What an emotional roller coaster. The past few days I have felt totally emotional and uptight and tense and just freaked out underneath it all as the day looms ahead. I'm excited but ultimately filled with trepidation. What if I regret it? What if it all goes horribly wrong? What if I die? What if I have life-long complications? What if I lose a ton of weight and my life changes in ways I didn't anticipate because of it (and for the worst?) What if I can never have a donut again? What if's have plagued my mind but I have rarely let any of them come to the forefront, hence a totally short-fused, tense, anxious mood that has been totally unfair to everyone around me. Tonight Kat and I were at dinner and I got the most awesome beef broth ever from our favorite Thai restaurant. It was filling and full of good protein and just hit the spot after a day of not eating enough or drinking enough and feeling rather faint. We started talking about how I've been feeling about food and my food addiction and the emotions that have started coming out and I almost had a meltdown. I wanted to have a meltdown. I said that I was about due for a big cry to get it all out. About an hour later, it happened. I sobbed myself silly. All the emotions just came out and it was like a flood gate. Once I got it all out I felt like a weight was off my shoulders and I feel so much better. I can do this, I will be fine, it will be good. I have so many wonderfully supportive people in my life to buoy my through this and for that I am so grateful.

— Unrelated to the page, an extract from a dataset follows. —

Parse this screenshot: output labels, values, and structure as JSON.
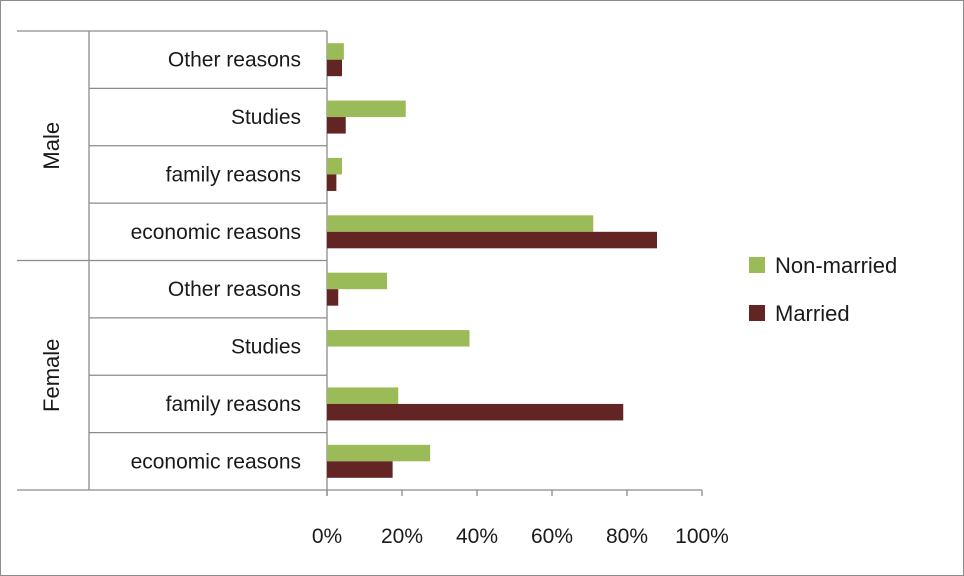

I have not been perfect on this liquid diet. I have cheated. In the past 13 days I have eaten the following:
1 macaroni noodle
2 sausage blobs off of pizza
1 Sweet-tart
2 gum balls (chewed them, didn't EAT them)
1 almond
1 teaspoon of peanut butter
A few licks of frosting/cool whip from Steven's birthday cake
I am not going to feel guilty about any of it. I am super proud of my willpower.

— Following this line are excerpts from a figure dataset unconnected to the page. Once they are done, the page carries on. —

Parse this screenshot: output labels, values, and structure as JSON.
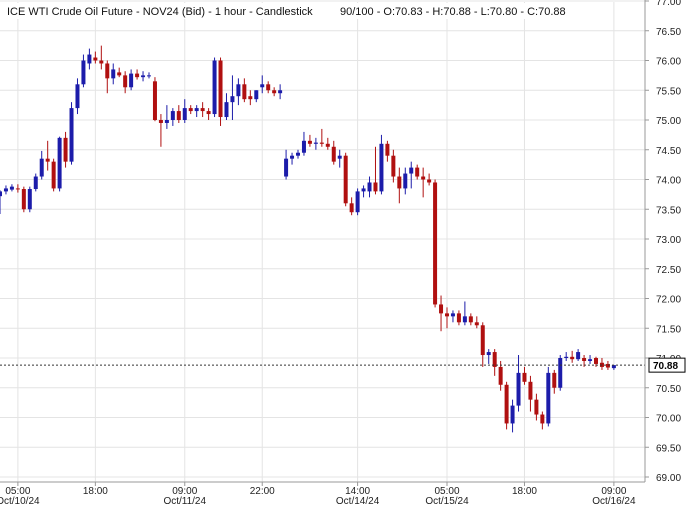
{
  "chart_data": {
    "type": "candlestick",
    "title": "ICE WTI Crude Oil Future - NOV24 (Bid) - 1 hour - Candlestick",
    "ohlc_summary": "90/100 - O:70.83 - H:70.88 - L:70.80 - C:70.88",
    "last_value": "70.88",
    "ylim": [
      69.0,
      77.0
    ],
    "yticks": [
      69.0,
      69.5,
      70.0,
      70.5,
      71.0,
      71.5,
      72.0,
      72.5,
      73.0,
      73.5,
      74.0,
      74.5,
      75.0,
      75.5,
      76.0,
      76.5,
      77.0
    ],
    "xticks": [
      {
        "index": 3,
        "time": "05:00",
        "date": "Oct/10/24"
      },
      {
        "index": 16,
        "time": "18:00",
        "date": ""
      },
      {
        "index": 31,
        "time": "09:00",
        "date": "Oct/11/24"
      },
      {
        "index": 44,
        "time": "22:00",
        "date": ""
      },
      {
        "index": 60,
        "time": "14:00",
        "date": "Oct/14/24"
      },
      {
        "index": 75,
        "time": "05:00",
        "date": "Oct/15/24"
      },
      {
        "index": 88,
        "time": "18:00",
        "date": ""
      },
      {
        "index": 103,
        "time": "09:00",
        "date": "Oct/16/24"
      }
    ],
    "colors": {
      "up": "#1c1caa",
      "down": "#b01010",
      "grid": "#e4e4e4",
      "axis": "#999999"
    },
    "candles": [
      {
        "i": 0,
        "o": 73.72,
        "h": 73.82,
        "l": 73.42,
        "c": 73.8
      },
      {
        "i": 1,
        "o": 73.8,
        "h": 73.9,
        "l": 73.75,
        "c": 73.85
      },
      {
        "i": 2,
        "o": 73.83,
        "h": 73.92,
        "l": 73.8,
        "c": 73.88
      },
      {
        "i": 3,
        "o": 73.85,
        "h": 73.92,
        "l": 73.78,
        "c": 73.84
      },
      {
        "i": 4,
        "o": 73.84,
        "h": 73.88,
        "l": 73.45,
        "c": 73.5
      },
      {
        "i": 5,
        "o": 73.5,
        "h": 73.88,
        "l": 73.45,
        "c": 73.84
      },
      {
        "i": 6,
        "o": 73.84,
        "h": 74.1,
        "l": 73.8,
        "c": 74.05
      },
      {
        "i": 7,
        "o": 74.05,
        "h": 74.48,
        "l": 74.0,
        "c": 74.35
      },
      {
        "i": 8,
        "o": 74.35,
        "h": 74.65,
        "l": 74.15,
        "c": 74.3
      },
      {
        "i": 9,
        "o": 74.3,
        "h": 74.35,
        "l": 73.8,
        "c": 73.85
      },
      {
        "i": 10,
        "o": 73.85,
        "h": 74.72,
        "l": 73.8,
        "c": 74.7
      },
      {
        "i": 11,
        "o": 74.7,
        "h": 74.8,
        "l": 74.2,
        "c": 74.3
      },
      {
        "i": 12,
        "o": 74.3,
        "h": 75.3,
        "l": 74.25,
        "c": 75.2
      },
      {
        "i": 13,
        "o": 75.2,
        "h": 75.7,
        "l": 75.1,
        "c": 75.6
      },
      {
        "i": 14,
        "o": 75.6,
        "h": 76.1,
        "l": 75.55,
        "c": 76.0
      },
      {
        "i": 15,
        "o": 75.95,
        "h": 76.2,
        "l": 75.85,
        "c": 76.1
      },
      {
        "i": 16,
        "o": 76.05,
        "h": 76.15,
        "l": 75.95,
        "c": 76.0
      },
      {
        "i": 17,
        "o": 76.0,
        "h": 76.25,
        "l": 75.85,
        "c": 75.95
      },
      {
        "i": 18,
        "o": 75.95,
        "h": 76.0,
        "l": 75.45,
        "c": 75.7
      },
      {
        "i": 19,
        "o": 75.7,
        "h": 75.95,
        "l": 75.6,
        "c": 75.85
      },
      {
        "i": 20,
        "o": 75.8,
        "h": 75.88,
        "l": 75.72,
        "c": 75.75
      },
      {
        "i": 21,
        "o": 75.75,
        "h": 75.82,
        "l": 75.45,
        "c": 75.55
      },
      {
        "i": 22,
        "o": 75.55,
        "h": 75.85,
        "l": 75.5,
        "c": 75.78
      },
      {
        "i": 23,
        "o": 75.78,
        "h": 75.85,
        "l": 75.68,
        "c": 75.72
      },
      {
        "i": 24,
        "o": 75.72,
        "h": 75.82,
        "l": 75.65,
        "c": 75.75
      },
      {
        "i": 25,
        "o": 75.75,
        "h": 75.8,
        "l": 75.7,
        "c": 75.75
      },
      {
        "i": 26,
        "o": 75.65,
        "h": 75.72,
        "l": 74.98,
        "c": 75.0
      },
      {
        "i": 27,
        "o": 75.0,
        "h": 75.1,
        "l": 74.55,
        "c": 74.95
      },
      {
        "i": 28,
        "o": 74.95,
        "h": 75.25,
        "l": 74.85,
        "c": 75.0
      },
      {
        "i": 29,
        "o": 75.0,
        "h": 75.2,
        "l": 74.9,
        "c": 75.15
      },
      {
        "i": 30,
        "o": 75.15,
        "h": 75.25,
        "l": 74.95,
        "c": 75.0
      },
      {
        "i": 31,
        "o": 75.0,
        "h": 75.35,
        "l": 74.95,
        "c": 75.2
      },
      {
        "i": 32,
        "o": 75.2,
        "h": 75.25,
        "l": 75.1,
        "c": 75.15
      },
      {
        "i": 33,
        "o": 75.15,
        "h": 75.25,
        "l": 75.05,
        "c": 75.2
      },
      {
        "i": 34,
        "o": 75.2,
        "h": 75.3,
        "l": 75.05,
        "c": 75.15
      },
      {
        "i": 35,
        "o": 75.15,
        "h": 75.2,
        "l": 75.0,
        "c": 75.1
      },
      {
        "i": 36,
        "o": 75.1,
        "h": 76.05,
        "l": 75.05,
        "c": 76.0
      },
      {
        "i": 37,
        "o": 76.0,
        "h": 76.05,
        "l": 74.9,
        "c": 75.05
      },
      {
        "i": 38,
        "o": 75.05,
        "h": 75.45,
        "l": 75.0,
        "c": 75.3
      },
      {
        "i": 39,
        "o": 75.3,
        "h": 75.75,
        "l": 75.0,
        "c": 75.4
      },
      {
        "i": 40,
        "o": 75.4,
        "h": 75.7,
        "l": 75.25,
        "c": 75.6
      },
      {
        "i": 41,
        "o": 75.6,
        "h": 75.7,
        "l": 75.3,
        "c": 75.35
      },
      {
        "i": 42,
        "o": 75.4,
        "h": 75.5,
        "l": 75.25,
        "c": 75.35
      },
      {
        "i": 43,
        "o": 75.35,
        "h": 75.5,
        "l": 75.3,
        "c": 75.5
      },
      {
        "i": 44,
        "o": 75.55,
        "h": 75.75,
        "l": 75.45,
        "c": 75.6
      },
      {
        "i": 45,
        "o": 75.6,
        "h": 75.65,
        "l": 75.45,
        "c": 75.5
      },
      {
        "i": 46,
        "o": 75.5,
        "h": 75.55,
        "l": 75.4,
        "c": 75.45
      },
      {
        "i": 47,
        "o": 75.45,
        "h": 75.6,
        "l": 75.35,
        "c": 75.5
      },
      {
        "i": 48,
        "o": 74.05,
        "h": 74.5,
        "l": 74.0,
        "c": 74.35
      },
      {
        "i": 49,
        "o": 74.35,
        "h": 74.45,
        "l": 74.25,
        "c": 74.4
      },
      {
        "i": 50,
        "o": 74.4,
        "h": 74.5,
        "l": 74.35,
        "c": 74.45
      },
      {
        "i": 51,
        "o": 74.45,
        "h": 74.8,
        "l": 74.4,
        "c": 74.65
      },
      {
        "i": 52,
        "o": 74.65,
        "h": 74.75,
        "l": 74.55,
        "c": 74.6
      },
      {
        "i": 53,
        "o": 74.6,
        "h": 74.7,
        "l": 74.5,
        "c": 74.62
      },
      {
        "i": 54,
        "o": 74.62,
        "h": 74.85,
        "l": 74.55,
        "c": 74.6
      },
      {
        "i": 55,
        "o": 74.6,
        "h": 74.7,
        "l": 74.5,
        "c": 74.55
      },
      {
        "i": 56,
        "o": 74.55,
        "h": 74.65,
        "l": 74.25,
        "c": 74.3
      },
      {
        "i": 57,
        "o": 74.35,
        "h": 74.5,
        "l": 74.2,
        "c": 74.4
      },
      {
        "i": 58,
        "o": 74.4,
        "h": 74.45,
        "l": 73.55,
        "c": 73.6
      },
      {
        "i": 59,
        "o": 73.6,
        "h": 73.7,
        "l": 73.4,
        "c": 73.45
      },
      {
        "i": 60,
        "o": 73.45,
        "h": 73.85,
        "l": 73.4,
        "c": 73.8
      },
      {
        "i": 61,
        "o": 73.8,
        "h": 73.9,
        "l": 73.7,
        "c": 73.85
      },
      {
        "i": 62,
        "o": 73.8,
        "h": 74.05,
        "l": 73.7,
        "c": 73.95
      },
      {
        "i": 63,
        "o": 73.95,
        "h": 74.55,
        "l": 73.75,
        "c": 73.8
      },
      {
        "i": 64,
        "o": 73.8,
        "h": 74.75,
        "l": 73.75,
        "c": 74.6
      },
      {
        "i": 65,
        "o": 74.6,
        "h": 74.65,
        "l": 74.3,
        "c": 74.4
      },
      {
        "i": 66,
        "o": 74.4,
        "h": 74.5,
        "l": 73.95,
        "c": 74.05
      },
      {
        "i": 67,
        "o": 74.05,
        "h": 74.2,
        "l": 73.6,
        "c": 73.85
      },
      {
        "i": 68,
        "o": 73.85,
        "h": 74.2,
        "l": 73.75,
        "c": 74.1
      },
      {
        "i": 69,
        "o": 74.1,
        "h": 74.3,
        "l": 73.85,
        "c": 74.2
      },
      {
        "i": 70,
        "o": 74.2,
        "h": 74.25,
        "l": 74.0,
        "c": 74.05
      },
      {
        "i": 71,
        "o": 74.05,
        "h": 74.2,
        "l": 73.7,
        "c": 74.0
      },
      {
        "i": 72,
        "o": 74.0,
        "h": 74.1,
        "l": 73.9,
        "c": 73.95
      },
      {
        "i": 73,
        "o": 73.95,
        "h": 74.0,
        "l": 71.85,
        "c": 71.9
      },
      {
        "i": 74,
        "o": 71.9,
        "h": 72.05,
        "l": 71.45,
        "c": 71.75
      },
      {
        "i": 75,
        "o": 71.75,
        "h": 71.85,
        "l": 71.5,
        "c": 71.7
      },
      {
        "i": 76,
        "o": 71.7,
        "h": 71.8,
        "l": 71.6,
        "c": 71.75
      },
      {
        "i": 77,
        "o": 71.75,
        "h": 71.8,
        "l": 71.55,
        "c": 71.6
      },
      {
        "i": 78,
        "o": 71.6,
        "h": 71.95,
        "l": 71.55,
        "c": 71.7
      },
      {
        "i": 79,
        "o": 71.7,
        "h": 71.75,
        "l": 71.55,
        "c": 71.6
      },
      {
        "i": 80,
        "o": 71.6,
        "h": 71.7,
        "l": 71.5,
        "c": 71.55
      },
      {
        "i": 81,
        "o": 71.55,
        "h": 71.6,
        "l": 70.85,
        "c": 71.05
      },
      {
        "i": 82,
        "o": 71.05,
        "h": 71.15,
        "l": 70.9,
        "c": 71.1
      },
      {
        "i": 83,
        "o": 71.1,
        "h": 71.15,
        "l": 70.7,
        "c": 70.85
      },
      {
        "i": 84,
        "o": 70.85,
        "h": 70.95,
        "l": 70.45,
        "c": 70.55
      },
      {
        "i": 85,
        "o": 70.55,
        "h": 70.6,
        "l": 69.8,
        "c": 69.9
      },
      {
        "i": 86,
        "o": 69.9,
        "h": 70.3,
        "l": 69.75,
        "c": 70.2
      },
      {
        "i": 87,
        "o": 70.2,
        "h": 71.05,
        "l": 70.1,
        "c": 70.75
      },
      {
        "i": 88,
        "o": 70.75,
        "h": 70.85,
        "l": 70.55,
        "c": 70.6
      },
      {
        "i": 89,
        "o": 70.6,
        "h": 70.7,
        "l": 70.1,
        "c": 70.3
      },
      {
        "i": 90,
        "o": 70.3,
        "h": 70.4,
        "l": 69.95,
        "c": 70.05
      },
      {
        "i": 91,
        "o": 70.05,
        "h": 70.1,
        "l": 69.8,
        "c": 69.9
      },
      {
        "i": 92,
        "o": 69.9,
        "h": 70.85,
        "l": 69.85,
        "c": 70.75
      },
      {
        "i": 93,
        "o": 70.75,
        "h": 70.8,
        "l": 70.4,
        "c": 70.5
      },
      {
        "i": 94,
        "o": 70.5,
        "h": 71.05,
        "l": 70.45,
        "c": 71.0
      },
      {
        "i": 95,
        "o": 71.0,
        "h": 71.1,
        "l": 70.95,
        "c": 71.02
      },
      {
        "i": 96,
        "o": 71.02,
        "h": 71.12,
        "l": 70.92,
        "c": 70.98
      },
      {
        "i": 97,
        "o": 70.98,
        "h": 71.15,
        "l": 70.95,
        "c": 71.1
      },
      {
        "i": 98,
        "o": 71.0,
        "h": 71.05,
        "l": 70.85,
        "c": 70.95
      },
      {
        "i": 99,
        "o": 70.95,
        "h": 71.05,
        "l": 70.9,
        "c": 70.98
      },
      {
        "i": 100,
        "o": 71.0,
        "h": 71.02,
        "l": 70.85,
        "c": 70.9
      },
      {
        "i": 101,
        "o": 70.92,
        "h": 71.0,
        "l": 70.8,
        "c": 70.85
      },
      {
        "i": 102,
        "o": 70.9,
        "h": 70.95,
        "l": 70.8,
        "c": 70.84
      },
      {
        "i": 103,
        "o": 70.83,
        "h": 70.88,
        "l": 70.8,
        "c": 70.88
      }
    ]
  }
}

So tomorrow is all clear liquids and lovely preparations that I am not looking forward to. I won't start those til after 5 so I plan a day full of relaxation and hopefully indulging in the people I love. Then 5:30 am on Monday I check in at St Joseph's hospital and the operation is at 7:30am. I am looking forward to none of that but I am so looking forward to it being over and waking up and knowing it is done.
I'll keep this posted I hope so my friends from the discussion boards know what's happening. Those guys have been a lifesaver, learning so much about what is to come from people who have actually done it.